Filip Petrušev hoping to show enough in summer league to stick around with 76ers

When Filip Petrušev signed a deal with Anadolu Efes in Turkey last year, he was intentional about making it a one-year commitment only: staying true to his desire to continue his professional career in the NBA.

“I signed a one-year deal so I can be available,” Petrušev told Keith Pompey of the Philadelphia Inquirer. “Then if not, I’ll just sign one more year in Europe. So I will try to be available after every year.”

Petrušev had a dominant sophomore campaign at Gonzaga in 19-20, averaging 17.5 points and 7.9 rebounds while shooting 56.2% from the field, earning WCC Player of the Year honors.

Instead of returning for more seasoning at Gonzaga (which would have been tough because of Drew Timme’s emergence) Petrušev opted to play overseas for a year before testing the NBA draft waters.

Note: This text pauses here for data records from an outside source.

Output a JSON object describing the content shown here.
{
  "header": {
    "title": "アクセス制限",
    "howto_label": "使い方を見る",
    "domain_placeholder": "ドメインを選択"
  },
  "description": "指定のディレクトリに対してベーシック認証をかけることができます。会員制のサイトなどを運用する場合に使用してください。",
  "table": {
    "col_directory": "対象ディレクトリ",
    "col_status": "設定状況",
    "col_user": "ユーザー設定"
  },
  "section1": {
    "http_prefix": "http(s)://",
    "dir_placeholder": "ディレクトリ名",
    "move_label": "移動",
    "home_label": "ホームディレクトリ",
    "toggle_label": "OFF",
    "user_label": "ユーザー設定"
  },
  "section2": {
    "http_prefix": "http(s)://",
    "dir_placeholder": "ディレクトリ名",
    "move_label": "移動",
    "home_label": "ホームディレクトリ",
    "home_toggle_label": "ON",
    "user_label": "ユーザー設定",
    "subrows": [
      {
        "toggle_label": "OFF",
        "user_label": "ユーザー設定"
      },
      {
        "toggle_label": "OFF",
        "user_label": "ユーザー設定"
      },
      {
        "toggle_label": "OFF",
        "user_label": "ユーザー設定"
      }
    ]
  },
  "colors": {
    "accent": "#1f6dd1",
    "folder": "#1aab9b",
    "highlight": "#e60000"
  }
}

The decision paid off spectacularly for both the Zags and Petrušev, as he played one year with Mega Bemax in his hometown of Belgrade, Serbia, and won MVP honors while averaging 23.6 points, 7.6 rebounds, and 3.8 assists while shooting 57.9% from the field and an excellent 41.9% from downtown.

That led to Petrušev getting selected No. 50 overall by the 76ers in the 2021 NBA draft. Philadelphia elected to keep Petrušev overseas, and he played last year in Turkey with the goal of returning to the NBA in 2022.

The 76ers don’t have any roster spots or two-way contracts readily available at the moment, meaning Petrušev will have to really shine in summer league if he wants to get his chance.

The early results are just subpar, with Petrušev scoring two points and grabbing four boards in about eight minutes of action in his first contest. He played 15 minutes in game two, and while his three assists and two steals were a nice bonus, he only totaled two points on 1-5 shooting.

Petrušev’s NBA future likely depends on his ability to stretch the floor, something he has only really displayed in that one season in Serbia. If he can become more consistent as a knockdown outside shooter, and can at least hold his own on the defensive end of the floor, a job in the NBA should be on the horizon.